Have you ever been in an earthquake? I have. A few minor ones here in Toronto. That strange, oscillating, movement of a foundation that is usually solid and dependable, messes with you. It makes your body betray you. It radiates a signal that sends your nervous system into a panic.
Have you ever seen a tornado, up close and personal? I have. I was in a security trailer, at Sheppard and Weston, as I watched a tornado rip a bus shelter out of its concrete anchors (I never did see where it deposited it). I saw it rip the roof off a factory building directly across from me, like it was the perforated cardboard top off a Kleenex box. All this happened as close as 50 metres from my not-so-secure location.
Some things we experience make our legs feel wobbly and our world feel wobblier still. Like, for example, mountains quaking and falling into the heart of the sea and the tsunami that follows. (Psalm 46:2-3).

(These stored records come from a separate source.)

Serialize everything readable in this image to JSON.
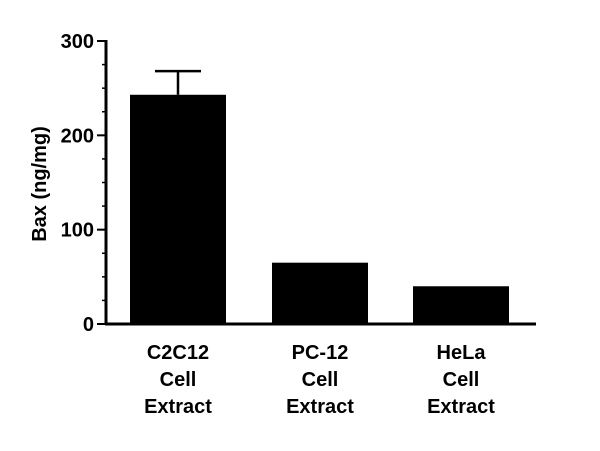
{
  "chart_data": {
    "type": "bar",
    "title": "",
    "xlabel": "",
    "ylabel": "Bax (ng/mg)",
    "ylim": [
      0,
      300
    ],
    "yticks": [
      0,
      100,
      200,
      300
    ],
    "yticks_minor": [
      25,
      50,
      75,
      125,
      150,
      175,
      225,
      250,
      275
    ],
    "grid": false,
    "legend": "none",
    "categories": [
      [
        "C2C12",
        "Cell",
        "Extract"
      ],
      [
        "PC-12",
        "Cell",
        "Extract"
      ],
      [
        "HeLa",
        "Cell",
        "Extract"
      ]
    ],
    "values": [
      243,
      65,
      40
    ],
    "error_bars": [
      25,
      0,
      0
    ],
    "colors": {
      "bar": "#000000",
      "axis": "#000000",
      "background": "#ffffff"
    }
  }
}
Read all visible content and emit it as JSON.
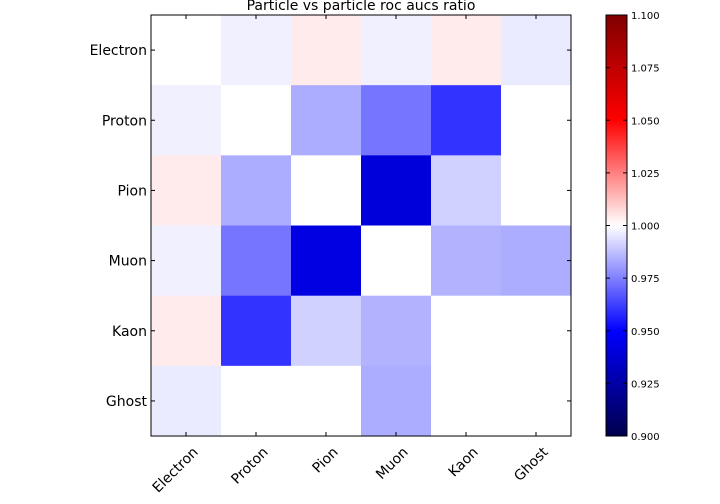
{
  "chart_data": {
    "type": "heatmap",
    "title": "Particle vs particle roc aucs ratio",
    "rows": [
      "Electron",
      "Proton",
      "Pion",
      "Muon",
      "Kaon",
      "Ghost"
    ],
    "columns": [
      "Electron",
      "Proton",
      "Pion",
      "Muon",
      "Kaon",
      "Ghost"
    ],
    "values": [
      [
        1.0,
        0.997,
        1.004,
        0.997,
        1.004,
        0.996
      ],
      [
        0.997,
        1.0,
        0.984,
        0.973,
        0.96,
        1.0
      ],
      [
        1.004,
        0.984,
        1.0,
        0.94,
        0.991,
        1.0
      ],
      [
        0.997,
        0.973,
        0.942,
        1.0,
        0.985,
        0.984
      ],
      [
        1.004,
        0.96,
        0.991,
        0.985,
        1.0,
        1.0
      ],
      [
        0.996,
        1.0,
        1.0,
        0.984,
        1.0,
        1.0
      ]
    ],
    "colorbar": {
      "min": 0.9,
      "max": 1.1,
      "ticks": [
        "0.900",
        "0.925",
        "0.950",
        "0.975",
        "1.000",
        "1.025",
        "1.050",
        "1.075",
        "1.100"
      ],
      "colormap": "seismic"
    },
    "grid": false,
    "xtick_rotation": 45
  }
}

This is not the stuff we normally experience. This isn’t the kind of thing we have reference points for that help us file our experiences under the “Not to worry, I’ve seen this before!” category.
Well, it wouldn’t surprise me if we all had wobbly legs right now. I know that I, at least, do. It all boils down to not having a category to file all the rapid-fire, shifting, quaking flood of changes and information that both surrounds and isolates us. It is all a bit overwhelming, isn’t it?

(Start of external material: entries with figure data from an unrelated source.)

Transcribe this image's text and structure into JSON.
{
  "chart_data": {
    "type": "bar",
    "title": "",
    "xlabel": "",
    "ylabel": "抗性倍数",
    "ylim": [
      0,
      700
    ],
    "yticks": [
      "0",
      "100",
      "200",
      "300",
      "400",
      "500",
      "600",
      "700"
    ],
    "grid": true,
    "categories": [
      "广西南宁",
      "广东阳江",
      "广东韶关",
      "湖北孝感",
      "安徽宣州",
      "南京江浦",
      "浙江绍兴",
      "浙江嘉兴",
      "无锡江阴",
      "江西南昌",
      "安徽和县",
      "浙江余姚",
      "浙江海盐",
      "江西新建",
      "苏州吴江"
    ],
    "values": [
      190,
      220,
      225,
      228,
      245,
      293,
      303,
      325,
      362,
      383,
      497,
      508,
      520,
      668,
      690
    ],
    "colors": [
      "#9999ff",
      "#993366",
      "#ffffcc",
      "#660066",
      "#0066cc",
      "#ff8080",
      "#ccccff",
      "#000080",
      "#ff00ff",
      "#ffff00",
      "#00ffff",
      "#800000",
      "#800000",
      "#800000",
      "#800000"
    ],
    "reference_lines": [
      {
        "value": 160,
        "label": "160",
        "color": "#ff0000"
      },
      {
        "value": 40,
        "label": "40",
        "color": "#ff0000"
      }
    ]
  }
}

But here’s the thing: I don’t have to have a category to file my experience, if I can find a shelter that is categorical (uncompromising) in its consistent relief from fear and anxiety. If I have a solid foundation, I don’t have to worry about my legs being a little wobbly right now! I can still move forward and make progress.
Going back to Psalm 46, the writer reveals that categorical shelter. We have that definite, clear-cut, unconditional, uncompromising place of safety, in the middle of earth-shattering, mountain-toppling, sea-swelling situations.

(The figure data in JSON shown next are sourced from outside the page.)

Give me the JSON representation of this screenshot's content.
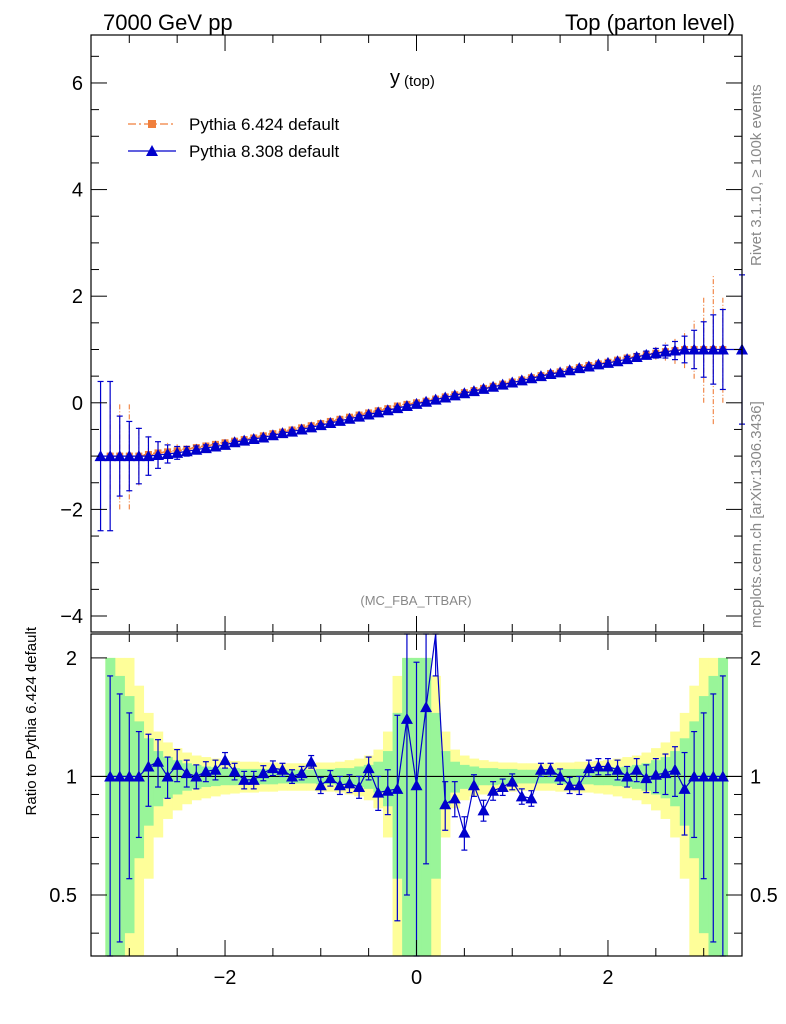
{
  "header": {
    "left": "7000 GeV pp",
    "right": "Top (parton level)"
  },
  "side": {
    "rivet": "Rivet 3.1.10, ≥ 100k events",
    "mcplots": "mcplots.cern.ch [arXiv:1306.3436]"
  },
  "colors": {
    "pythia6": "#f07f3c",
    "pythia8": "#0000cc",
    "band_inner": "#99f599",
    "band_outer": "#fefe99"
  },
  "chart_data": [
    {
      "type": "line",
      "title": "y",
      "title_sub": "(top)",
      "analysis": "(MC_FBA_TTBAR)",
      "xlim": [
        -3.4,
        3.4
      ],
      "ylim": [
        -4.3,
        6.9
      ],
      "yticks": [
        -4,
        -2,
        0,
        2,
        4,
        6
      ],
      "ytick_labels": [
        "−4",
        "−2",
        "0",
        "2",
        "4",
        "6"
      ],
      "legend_position": "top-left",
      "series": [
        {
          "name": "Pythia 6.424 default",
          "marker": "square",
          "style": "dash-dot",
          "x": [
            -3.2,
            -3.1,
            -3.0,
            -2.9,
            -2.8,
            -2.7,
            -2.6,
            -2.5,
            -2.4,
            -2.3,
            -2.2,
            -2.1,
            -2.0,
            -1.9,
            -1.8,
            -1.7,
            -1.6,
            -1.5,
            -1.4,
            -1.3,
            -1.2,
            -1.1,
            -1.0,
            -0.9,
            -0.8,
            -0.7,
            -0.6,
            -0.5,
            -0.4,
            -0.3,
            -0.2,
            -0.1,
            0.0,
            0.1,
            0.2,
            0.3,
            0.4,
            0.5,
            0.6,
            0.7,
            0.8,
            0.9,
            1.0,
            1.1,
            1.2,
            1.3,
            1.4,
            1.5,
            1.6,
            1.7,
            1.8,
            1.9,
            2.0,
            2.1,
            2.2,
            2.3,
            2.4,
            2.5,
            2.6,
            2.7,
            2.8,
            2.9,
            3.0,
            3.1,
            3.2
          ],
          "y": [
            -1.0,
            -1.0,
            -1.0,
            -1.0,
            -0.97,
            -0.94,
            -0.92,
            -0.9,
            -0.87,
            -0.84,
            -0.81,
            -0.78,
            -0.75,
            -0.72,
            -0.69,
            -0.66,
            -0.62,
            -0.58,
            -0.55,
            -0.51,
            -0.47,
            -0.43,
            -0.39,
            -0.35,
            -0.31,
            -0.27,
            -0.23,
            -0.19,
            -0.15,
            -0.11,
            -0.06,
            -0.03,
            0.0,
            0.03,
            0.07,
            0.11,
            0.15,
            0.19,
            0.23,
            0.27,
            0.31,
            0.35,
            0.39,
            0.43,
            0.47,
            0.51,
            0.55,
            0.58,
            0.62,
            0.66,
            0.7,
            0.73,
            0.76,
            0.8,
            0.84,
            0.87,
            0.9,
            0.93,
            0.96,
            0.98,
            1.0,
            1.0,
            1.0,
            1.0,
            1.0
          ],
          "err": [
            1.0,
            1.0,
            1.0,
            0.55,
            0.35,
            0.25,
            0.17,
            0.12,
            0.09,
            0.07,
            0.06,
            0.05,
            0.04,
            0.04,
            0.03,
            0.03,
            0.03,
            0.03,
            0.03,
            0.03,
            0.03,
            0.03,
            0.03,
            0.03,
            0.03,
            0.03,
            0.03,
            0.03,
            0.03,
            0.03,
            0.03,
            0.03,
            0.03,
            0.03,
            0.03,
            0.03,
            0.03,
            0.03,
            0.03,
            0.03,
            0.03,
            0.03,
            0.03,
            0.03,
            0.03,
            0.03,
            0.03,
            0.03,
            0.03,
            0.03,
            0.03,
            0.04,
            0.04,
            0.05,
            0.06,
            0.07,
            0.09,
            0.12,
            0.17,
            0.25,
            0.35,
            0.55,
            1.0,
            1.4,
            1.0
          ]
        },
        {
          "name": "Pythia 8.308 default",
          "marker": "triangle",
          "style": "solid",
          "x": [
            -3.3,
            -3.2,
            -3.1,
            -3.0,
            -2.9,
            -2.8,
            -2.7,
            -2.6,
            -2.5,
            -2.4,
            -2.3,
            -2.2,
            -2.1,
            -2.0,
            -1.9,
            -1.8,
            -1.7,
            -1.6,
            -1.5,
            -1.4,
            -1.3,
            -1.2,
            -1.1,
            -1.0,
            -0.9,
            -0.8,
            -0.7,
            -0.6,
            -0.5,
            -0.4,
            -0.3,
            -0.2,
            -0.1,
            0.0,
            0.1,
            0.2,
            0.3,
            0.4,
            0.5,
            0.6,
            0.7,
            0.8,
            0.9,
            1.0,
            1.1,
            1.2,
            1.3,
            1.4,
            1.5,
            1.6,
            1.7,
            1.8,
            1.9,
            2.0,
            2.1,
            2.2,
            2.3,
            2.4,
            2.5,
            2.6,
            2.7,
            2.8,
            2.9,
            3.0,
            3.1,
            3.2,
            3.4
          ],
          "y": [
            -1.0,
            -1.0,
            -1.0,
            -1.0,
            -1.0,
            -1.0,
            -0.98,
            -0.96,
            -0.94,
            -0.91,
            -0.88,
            -0.85,
            -0.82,
            -0.79,
            -0.74,
            -0.71,
            -0.68,
            -0.65,
            -0.61,
            -0.57,
            -0.54,
            -0.5,
            -0.46,
            -0.42,
            -0.38,
            -0.34,
            -0.3,
            -0.26,
            -0.22,
            -0.18,
            -0.14,
            -0.1,
            -0.06,
            -0.02,
            0.02,
            0.06,
            0.1,
            0.14,
            0.18,
            0.22,
            0.26,
            0.3,
            0.34,
            0.38,
            0.42,
            0.46,
            0.5,
            0.54,
            0.57,
            0.61,
            0.65,
            0.68,
            0.72,
            0.75,
            0.78,
            0.82,
            0.86,
            0.9,
            0.93,
            0.96,
            0.98,
            1.0,
            1.0,
            1.0,
            1.0,
            1.0,
            1.0
          ],
          "err": [
            1.4,
            1.4,
            0.75,
            0.65,
            0.52,
            0.36,
            0.25,
            0.17,
            0.12,
            0.09,
            0.07,
            0.06,
            0.05,
            0.04,
            0.04,
            0.03,
            0.03,
            0.03,
            0.03,
            0.03,
            0.03,
            0.03,
            0.03,
            0.03,
            0.03,
            0.03,
            0.03,
            0.03,
            0.03,
            0.03,
            0.03,
            0.03,
            0.03,
            0.03,
            0.03,
            0.03,
            0.03,
            0.03,
            0.03,
            0.03,
            0.03,
            0.03,
            0.03,
            0.03,
            0.03,
            0.03,
            0.03,
            0.03,
            0.03,
            0.03,
            0.03,
            0.03,
            0.03,
            0.04,
            0.04,
            0.05,
            0.06,
            0.07,
            0.09,
            0.12,
            0.17,
            0.25,
            0.36,
            0.52,
            0.65,
            0.75,
            1.4
          ]
        }
      ]
    },
    {
      "type": "line",
      "ylabel": "Ratio to Pythia 6.424 default",
      "xlim": [
        -3.4,
        3.4
      ],
      "ylim": [
        0.35,
        2.3
      ],
      "yticks": [
        0.5,
        1,
        2
      ],
      "ytick_labels": [
        "0.5",
        "1",
        "2"
      ],
      "xticks": [
        -2,
        0,
        2
      ],
      "xtick_labels": [
        "−2",
        "0",
        "2"
      ],
      "reference": 1,
      "band_x": [
        -3.2,
        -3.1,
        -3.0,
        -2.9,
        -2.8,
        -2.7,
        -2.6,
        -2.5,
        -2.4,
        -2.3,
        -2.2,
        -2.1,
        -2.0,
        -1.9,
        -1.8,
        -1.7,
        -1.6,
        -1.5,
        -1.4,
        -1.3,
        -1.2,
        -1.1,
        -1.0,
        -0.9,
        -0.8,
        -0.7,
        -0.6,
        -0.5,
        -0.4,
        -0.3,
        -0.2,
        -0.1,
        0.0,
        0.1,
        0.2,
        0.3,
        0.4,
        0.5,
        0.6,
        0.7,
        0.8,
        0.9,
        1.0,
        1.1,
        1.2,
        1.3,
        1.4,
        1.5,
        1.6,
        1.7,
        1.8,
        1.9,
        2.0,
        2.1,
        2.2,
        2.3,
        2.4,
        2.5,
        2.6,
        2.7,
        2.8,
        2.9,
        3.0,
        3.1,
        3.2
      ],
      "band_inner": [
        1.0,
        0.8,
        0.6,
        0.38,
        0.25,
        0.16,
        0.12,
        0.1,
        0.08,
        0.07,
        0.06,
        0.055,
        0.05,
        0.05,
        0.045,
        0.045,
        0.045,
        0.045,
        0.04,
        0.04,
        0.04,
        0.04,
        0.045,
        0.045,
        0.05,
        0.05,
        0.06,
        0.07,
        0.09,
        0.16,
        0.45,
        1.0,
        1.0,
        1.0,
        0.45,
        0.16,
        0.09,
        0.07,
        0.06,
        0.05,
        0.05,
        0.045,
        0.045,
        0.04,
        0.04,
        0.04,
        0.04,
        0.045,
        0.045,
        0.045,
        0.045,
        0.05,
        0.05,
        0.055,
        0.06,
        0.07,
        0.08,
        0.1,
        0.12,
        0.16,
        0.25,
        0.38,
        0.6,
        0.8,
        1.0
      ],
      "band_outer": [
        1.0,
        1.0,
        1.0,
        0.7,
        0.45,
        0.3,
        0.22,
        0.18,
        0.15,
        0.13,
        0.12,
        0.11,
        0.1,
        0.095,
        0.09,
        0.09,
        0.085,
        0.085,
        0.08,
        0.08,
        0.08,
        0.08,
        0.085,
        0.085,
        0.09,
        0.1,
        0.11,
        0.13,
        0.17,
        0.3,
        0.8,
        1.0,
        1.0,
        1.0,
        0.8,
        0.3,
        0.17,
        0.13,
        0.11,
        0.1,
        0.09,
        0.085,
        0.085,
        0.08,
        0.08,
        0.08,
        0.08,
        0.085,
        0.085,
        0.09,
        0.09,
        0.095,
        0.1,
        0.11,
        0.12,
        0.13,
        0.15,
        0.18,
        0.22,
        0.3,
        0.45,
        0.7,
        1.0,
        1.0,
        1.0
      ],
      "series": [
        {
          "name": "Pythia 8.308 default",
          "marker": "triangle",
          "x": [
            -3.2,
            -3.1,
            -3.0,
            -2.9,
            -2.8,
            -2.7,
            -2.6,
            -2.5,
            -2.4,
            -2.3,
            -2.2,
            -2.1,
            -2.0,
            -1.9,
            -1.8,
            -1.7,
            -1.6,
            -1.5,
            -1.4,
            -1.3,
            -1.2,
            -1.1,
            -1.0,
            -0.9,
            -0.8,
            -0.7,
            -0.6,
            -0.5,
            -0.4,
            -0.3,
            -0.2,
            -0.1,
            0.0,
            0.1,
            0.2,
            0.3,
            0.4,
            0.5,
            0.6,
            0.7,
            0.8,
            0.9,
            1.0,
            1.1,
            1.2,
            1.3,
            1.4,
            1.5,
            1.6,
            1.7,
            1.8,
            1.9,
            2.0,
            2.1,
            2.2,
            2.3,
            2.4,
            2.5,
            2.6,
            2.7,
            2.8,
            2.9,
            3.0,
            3.1,
            3.2
          ],
          "y": [
            1.0,
            1.0,
            1.0,
            1.0,
            1.06,
            1.09,
            1.0,
            1.07,
            1.02,
            1.0,
            1.03,
            1.04,
            1.1,
            1.03,
            0.98,
            0.98,
            1.02,
            1.05,
            1.04,
            1.0,
            1.02,
            1.09,
            0.95,
            0.99,
            0.95,
            0.96,
            0.94,
            1.05,
            0.91,
            0.92,
            0.93,
            1.4,
            0.95,
            1.5,
            2.3,
            0.85,
            0.88,
            0.72,
            0.95,
            0.82,
            0.92,
            0.94,
            0.97,
            0.89,
            0.88,
            1.04,
            1.04,
            1.0,
            0.95,
            0.95,
            1.05,
            1.06,
            1.06,
            1.04,
            1.0,
            1.04,
            0.99,
            1.01,
            1.02,
            1.04,
            0.93,
            1.0,
            1.0,
            1.0,
            1.0
          ],
          "err": [
            0.8,
            0.62,
            0.45,
            0.3,
            0.22,
            0.15,
            0.12,
            0.1,
            0.08,
            0.07,
            0.06,
            0.06,
            0.05,
            0.05,
            0.05,
            0.05,
            0.045,
            0.045,
            0.04,
            0.04,
            0.04,
            0.04,
            0.045,
            0.045,
            0.05,
            0.05,
            0.06,
            0.07,
            0.09,
            0.12,
            0.5,
            0.9,
            1.0,
            0.9,
            0.5,
            0.12,
            0.09,
            0.07,
            0.06,
            0.05,
            0.05,
            0.045,
            0.045,
            0.04,
            0.04,
            0.04,
            0.04,
            0.045,
            0.045,
            0.05,
            0.05,
            0.05,
            0.05,
            0.06,
            0.06,
            0.07,
            0.08,
            0.1,
            0.12,
            0.15,
            0.22,
            0.3,
            0.45,
            0.62,
            0.8
          ]
        }
      ]
    }
  ]
}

The Psalmist writes: “God is our refuge and strength, an ever-present help in trouble. 2 Therefore we will not fear, though the earth give way and the mountains fall into the heart of the sea, 3 though its waters roar and foam and the mountains quake with their surging. (Psalm 46:1-3)
Yahweh is our refuge and strength. Jesus is our ever-present help in trouble. Think of those three descriptions: “refuge”, “strength”, “ever-present help.” What more do we need in this moment? God is your one-stop shop for relief from whatever is making you wobbly.
In verses 10-11, the Psalmist writes that Yahweh says: “Be still, and know that I am God; I will be exalted among the nations, I will be exalted in the earth.” 11 The LORD Almighty is with us; the God of Jacob is our fortress.
Here is the message we all need to hear. “Be still and know that I am God!” Stop wobbling. Stop fretting. Stop freaking. Stop obsessing. Stop lamenting that your plans, routines, and lives are on hold.
Instead of thinking of the inconvenience and the uncertainty of this moment, realize something very important: You have been forced to “be still.” You have more time to stop and think and reassess and consider than you probably ever have before, at least in your adult life. What are you going to do with this imposed stillness? Are you going to use it or waste it? The Lord can only be our fortress (our place of strength and safety) if we stop what we are doing and focus on not only knowing there is a God, but, more importantly, knowing that He is YOUR God. He needs to be YOUR strength, YOUR refuge, YOUR ever-present help.
If your legs are all wobbly-like, why not sit down, be still and see, ask, seek, pray, and read the Bible? If I can help you in finding your own place of stillness, let me know.
I am so
thankful for Jesus my ever-present help in times of trouble. He is indeed my refuge and my strength.